Winning makes revision easier in the NFL.
Rewind to the spring and summer of last year and the Eagles spent their offseason trying to evolve their offense after a perceived poor 2023 campaign in which Philadelphia finished No. 8 overall (a disappointing at the time 16th in passing and No. 8 in rushing).
The scapegoats for the perceived underachievement were former offensive coordinator Brian Johnson and ex-quarterbacks coach Alex Tanney.
In came Kellen Moore and Doug Nussmeier to clean up the passing game and evolve it with more motion and “creativity,” the buzzword among fans that essentially means aesthetics.
Make it look good.
The opposite happened as the Eagles stayed stagnant on offense at No. 8 overall and the passing game bottomed out to No. 29 while the running game was boosted by the presence of All-Pro superstar Saquon Barkley and finished No. 2 overall.
The difference is the 2023 team finished by losing six of seven and the current outfit has won 15 of 16 entering Super Bowl LIX against the Kansas City Chiefs on Sunday.
Had this offensive group been tethered to a poor defense like last season instead of the top-ranked unit in the league and Barkley had not played Superman most weeks, Moore would be on the verge of unemployment.

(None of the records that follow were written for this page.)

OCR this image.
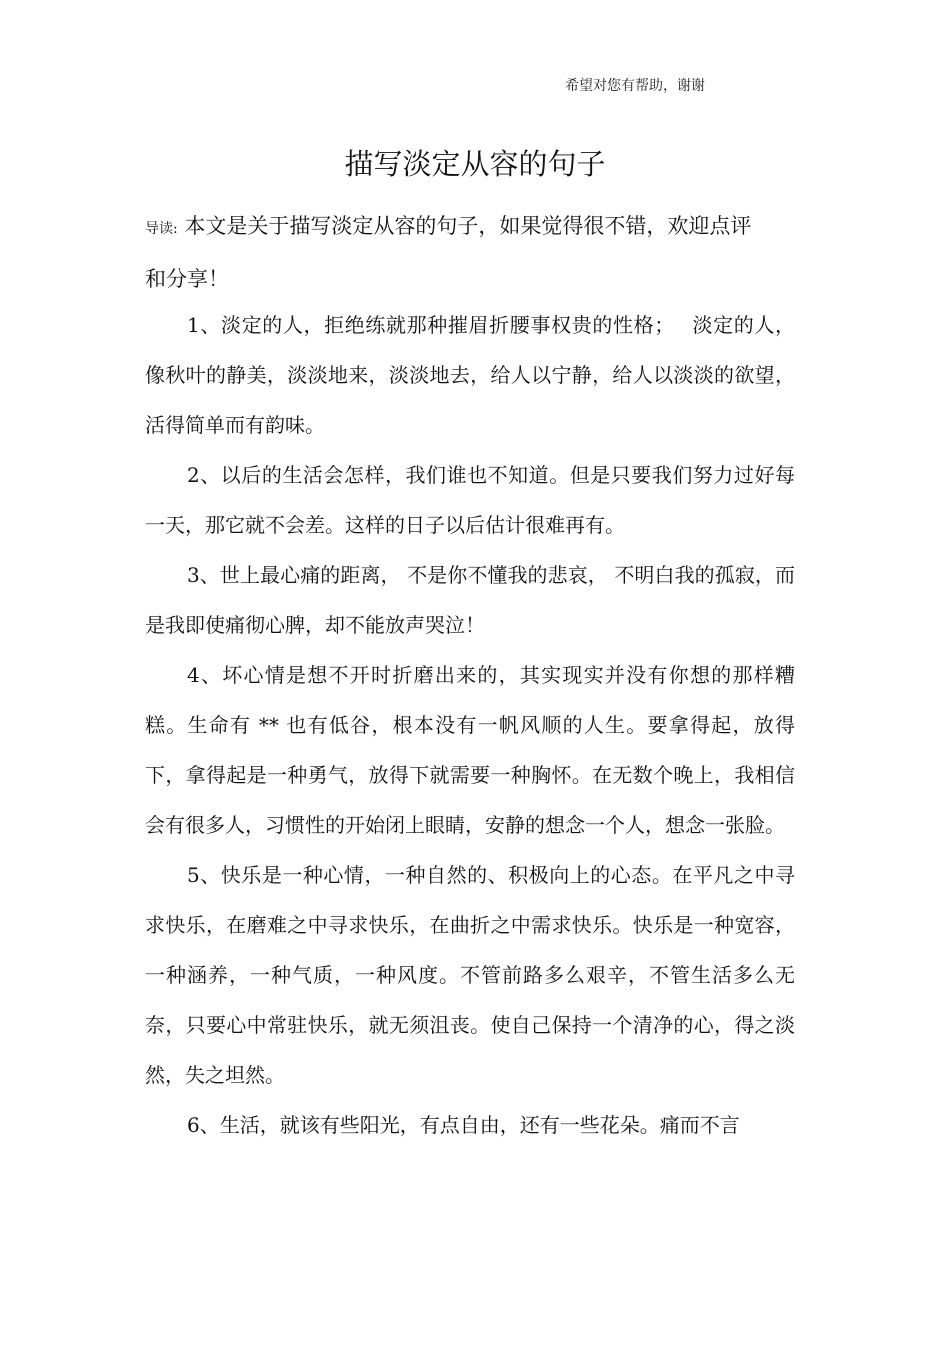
希望对您有帮助，谢谢
描写淡定从容的句子

导读: 本文是关于描写淡定从容的句子，如果觉得很不错，欢迎点评和分享！

1、淡定的人，拒绝练就那种摧眉折腰事权贵的性格；　 淡定的人，像秋叶的静美，淡淡地来，淡淡地去，给人以宁静，给人以淡淡的欲望，活得简单而有韵味。

2、以后的生活会怎样，我们谁也不知道。但是只要我们努力过好每一天，那它就不会差。这样的日子以后估计很难再有。

3、世上最心痛的距离， 不是你不懂我的悲哀， 不明白我的孤寂，而是我即使痛彻心脾，却不能放声哭泣！

4、坏心情是想不开时折磨出来的，其实现实并没有你想的那样糟糕。生命有 ** 也有低谷，根本没有一帆风顺的人生。要拿得起，放得下，拿得起是一种勇气，放得下就需要一种胸怀。在无数个晚上，我相信会有很多人，习惯性的开始闭上眼睛，安静的想念一个人，想念一张脸。

5、快乐是一种心情，一种自然的、积极向上的心态。在平凡之中寻求快乐，在磨难之中寻求快乐，在曲折之中需求快乐。快乐是一种宽容，一种涵养，一种气质，一种风度。不管前路多么艰辛，不管生活多么无奈，只要心中常驻快乐，就无须沮丧。使自己保持一个清净的心，得之淡然，失之坦然。

6、生活，就该有些阳光，有点自由，还有一些花朵。痛而不言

Instead, he’s 60 minutes away and a contract from being the head coach of the New Orleans Saints.
The success has been so strong that even Jeffrey Lurie had to walk back his belief in a high-octane passing offense being the key to winning at the highest level shifting to more of a Nick Sirianni-like spin.
"If we have to run it 40 times we will, if we have to throw it 40 times we will,” Sirianni has often said when the passing game has sputtered.
Lurie went the “multiple” route on Super Bowl Opening Night.
"What you've got to be is always be multiple and have that chance. ...You got to be both,” Lurie said. “To me, that's the key with offense. I've always felt you can run the ball 30 straight times, you can pass the ball 30 straight times, but you've got to be good at both.”
The Eagles have been good in the passing game in certain instances, think Pittsburgh and Washington in the NFC Championship Game. The ground game has been consistently good and there is no reason to upset the apple cart right now.
“People say our passing game isn't what we want it to be,” Lurie correctly claimed before a misstep. “When our passing game is where we want it to be, it's great.”
“Jalen throws the ball beautifully. Washington, Pittsburgh, all those games,” Lurie continues. “When you need it, it's awesome."
The problem with that line of thinking is that the Eagles haven’t really “needed it” and the passing game has rarely been where the Eagles "want it to be." The highs through the air come when things are clicking. There's no fighting through adversity and when the lows arrive it’s reboot to Barkley’s historic season behind the NFL’s most dominant offensive line.
The Eagles might even win a second Super Bowl that way but it’s not sustainable on a consistent basis.
That’s why win or lose in Super Bowl LIX, the No. 1 objective for 2025 starting in the spring with a new OC will seem awfully familiar – evolve the passing game.